When Mr. Woodhouse's engagement as the Resident Engineer of this company terminated, the Board of Directors passed the following resolutions :-
'1. That this Committee entertain the highest sense of the faithful, zealous, and truly able and efficient manner in which Mr. Woodhouse has discharged the various duties of his office, and the unremitting assiduity he has evinced, in promoting the interests of the Company, during the whole period of his engagement. And that the warmest thanks of this Company be presented to Mr. Woodhouse for his constant exertions, and for, the eminent service he has rendered to them on all occasions.
'2. That Mr. Woodhouse be requested to accept a perpetual free ticket for passage over the railway, in acknowledgement of the advantage its interests have derived from his services.'
In 1842, he surveyed the line from Leamington to Coventry ; but when the Act was obtained, the line was transferred to, and was executed by, the London and North Western Company.
He then went to France, for Messrs. Brassey and Mackenzie, to construct a canal for uniting the rivers Rhone and Marne.
In 1843, he was appointed Engineer-in-chief for the railway from Orleans, Tours and Bordeaux, and remained there until the Revolution of 1848, when he returned to England. He was, however, so generally popular, from his mild and conciliatory manners, that during the period of the wild excesses to which the Revolution led, with the peasantry excited against Englishmen, he was not in any way molested, or interfered with. But as he would have had to carry on the works with a comparatively, inexperienced staff, all natives of France, he thought he should best consult his own interest by resigning.

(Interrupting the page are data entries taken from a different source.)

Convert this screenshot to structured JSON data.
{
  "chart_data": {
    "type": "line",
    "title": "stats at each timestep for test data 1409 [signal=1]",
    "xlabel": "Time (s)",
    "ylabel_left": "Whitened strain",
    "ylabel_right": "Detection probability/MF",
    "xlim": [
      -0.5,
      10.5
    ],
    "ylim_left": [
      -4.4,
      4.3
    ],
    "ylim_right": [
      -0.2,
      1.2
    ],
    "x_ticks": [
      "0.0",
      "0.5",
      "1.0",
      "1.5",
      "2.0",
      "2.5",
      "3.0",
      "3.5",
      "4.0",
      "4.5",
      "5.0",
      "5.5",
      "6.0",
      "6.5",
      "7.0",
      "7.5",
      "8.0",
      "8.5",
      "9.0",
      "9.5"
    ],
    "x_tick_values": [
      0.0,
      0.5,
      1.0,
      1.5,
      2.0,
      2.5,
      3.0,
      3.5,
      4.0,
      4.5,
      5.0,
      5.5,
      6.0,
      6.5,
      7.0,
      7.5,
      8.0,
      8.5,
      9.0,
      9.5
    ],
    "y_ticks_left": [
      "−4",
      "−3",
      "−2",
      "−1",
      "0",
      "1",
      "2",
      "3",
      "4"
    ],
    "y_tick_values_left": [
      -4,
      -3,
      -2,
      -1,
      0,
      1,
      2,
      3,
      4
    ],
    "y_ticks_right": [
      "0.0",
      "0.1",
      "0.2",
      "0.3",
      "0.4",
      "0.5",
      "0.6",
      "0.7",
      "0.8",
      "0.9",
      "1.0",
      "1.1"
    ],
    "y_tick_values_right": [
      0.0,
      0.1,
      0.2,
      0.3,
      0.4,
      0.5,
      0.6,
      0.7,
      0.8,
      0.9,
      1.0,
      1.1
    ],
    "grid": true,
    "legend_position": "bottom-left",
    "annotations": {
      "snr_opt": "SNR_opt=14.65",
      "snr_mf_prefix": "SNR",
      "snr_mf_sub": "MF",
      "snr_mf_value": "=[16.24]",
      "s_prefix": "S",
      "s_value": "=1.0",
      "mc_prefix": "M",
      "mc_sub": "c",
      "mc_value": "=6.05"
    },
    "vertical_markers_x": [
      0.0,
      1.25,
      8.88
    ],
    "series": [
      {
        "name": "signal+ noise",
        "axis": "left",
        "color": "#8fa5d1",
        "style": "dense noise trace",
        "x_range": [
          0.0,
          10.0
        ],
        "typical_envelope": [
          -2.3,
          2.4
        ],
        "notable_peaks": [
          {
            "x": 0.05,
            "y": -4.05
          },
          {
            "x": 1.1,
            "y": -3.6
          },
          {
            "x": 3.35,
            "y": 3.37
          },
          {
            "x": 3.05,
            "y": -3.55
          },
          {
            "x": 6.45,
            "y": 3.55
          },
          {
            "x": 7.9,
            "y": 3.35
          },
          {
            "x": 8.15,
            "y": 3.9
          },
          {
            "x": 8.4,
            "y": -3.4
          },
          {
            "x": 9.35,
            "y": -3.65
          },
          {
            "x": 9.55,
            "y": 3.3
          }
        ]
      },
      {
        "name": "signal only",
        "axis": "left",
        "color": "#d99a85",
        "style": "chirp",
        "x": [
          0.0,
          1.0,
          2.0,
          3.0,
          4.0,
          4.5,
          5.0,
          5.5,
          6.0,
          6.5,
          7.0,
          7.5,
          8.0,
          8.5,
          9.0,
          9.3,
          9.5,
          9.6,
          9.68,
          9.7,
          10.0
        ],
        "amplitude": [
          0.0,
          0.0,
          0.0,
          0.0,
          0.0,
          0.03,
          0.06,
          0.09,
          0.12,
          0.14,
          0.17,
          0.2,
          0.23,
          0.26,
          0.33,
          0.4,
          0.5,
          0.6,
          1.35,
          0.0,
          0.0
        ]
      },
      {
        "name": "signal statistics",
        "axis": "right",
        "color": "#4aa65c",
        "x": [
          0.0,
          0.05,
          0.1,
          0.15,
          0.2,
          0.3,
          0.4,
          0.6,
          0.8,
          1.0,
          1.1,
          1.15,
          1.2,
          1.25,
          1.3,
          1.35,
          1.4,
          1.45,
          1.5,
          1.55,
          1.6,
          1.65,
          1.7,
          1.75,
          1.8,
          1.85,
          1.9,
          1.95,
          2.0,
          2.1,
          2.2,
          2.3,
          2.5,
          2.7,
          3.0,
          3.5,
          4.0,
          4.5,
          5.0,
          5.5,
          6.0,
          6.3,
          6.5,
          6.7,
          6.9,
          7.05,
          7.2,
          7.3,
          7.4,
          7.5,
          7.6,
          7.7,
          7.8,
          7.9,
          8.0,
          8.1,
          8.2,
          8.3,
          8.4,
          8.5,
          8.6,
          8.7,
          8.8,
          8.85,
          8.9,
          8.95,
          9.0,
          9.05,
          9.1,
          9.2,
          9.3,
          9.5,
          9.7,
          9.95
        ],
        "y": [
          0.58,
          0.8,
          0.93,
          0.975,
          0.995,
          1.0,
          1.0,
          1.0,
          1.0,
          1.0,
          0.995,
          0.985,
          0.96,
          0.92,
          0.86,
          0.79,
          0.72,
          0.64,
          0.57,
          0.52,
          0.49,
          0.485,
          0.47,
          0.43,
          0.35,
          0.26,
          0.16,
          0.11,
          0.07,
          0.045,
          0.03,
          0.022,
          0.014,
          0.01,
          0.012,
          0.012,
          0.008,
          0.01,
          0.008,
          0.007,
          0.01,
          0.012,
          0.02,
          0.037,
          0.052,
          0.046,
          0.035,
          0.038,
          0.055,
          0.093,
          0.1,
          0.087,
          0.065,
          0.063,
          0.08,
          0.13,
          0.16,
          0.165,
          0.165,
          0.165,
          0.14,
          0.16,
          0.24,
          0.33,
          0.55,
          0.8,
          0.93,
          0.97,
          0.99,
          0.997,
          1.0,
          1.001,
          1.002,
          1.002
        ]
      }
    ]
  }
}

Shortly afterwards, he was engaged by Mr. Brassey to go to Italy, to make a line of railway from Prato to Pistoja.
When that line was completed, he undertook for the same gentleman, the construction of the railway from Turin to Novara, and he had finished about sixty miles of it, when he was seized with illness, which eventually proved fatal. He was in the full enjoyment of good health, until about the middle of September, 1855, when, after considerable exertion in examining the country, in the neighbourhood of Milan, with the view of an extension of the railway from that city, he received a ‘coup de soleil,’ from the effects of which he expired, at Turin, on the 26th of September, in the sixty-second year of his age.
He had so completely gained the respect and esteem of a large body of the citizens, that his remains were followed to the cemetery, by a greater number of persons than had, on any former occasion ever paid the last mark of respect to a Protestant in that city. The Piedmontese journals, at the same time, published high1 eulogistic articles respecting his character as a man, and his abilities as an Engineer.
Mr. Woodhouse became a Member of the Institution in the year 1838. Those who knew him best, considered him to be an excellent judge of work, and of its fair value to a Contractor, and they placed great reliance on the accuracy of his estimates ; and his unassuming and conciliatory demeanour was of great, value in many difficult negotiations and arbitrations. His constant avocations at a distance from the Metropolis, prevented his taking any active part in the affairs of the Institution, but he always evinced great interest in its welfare.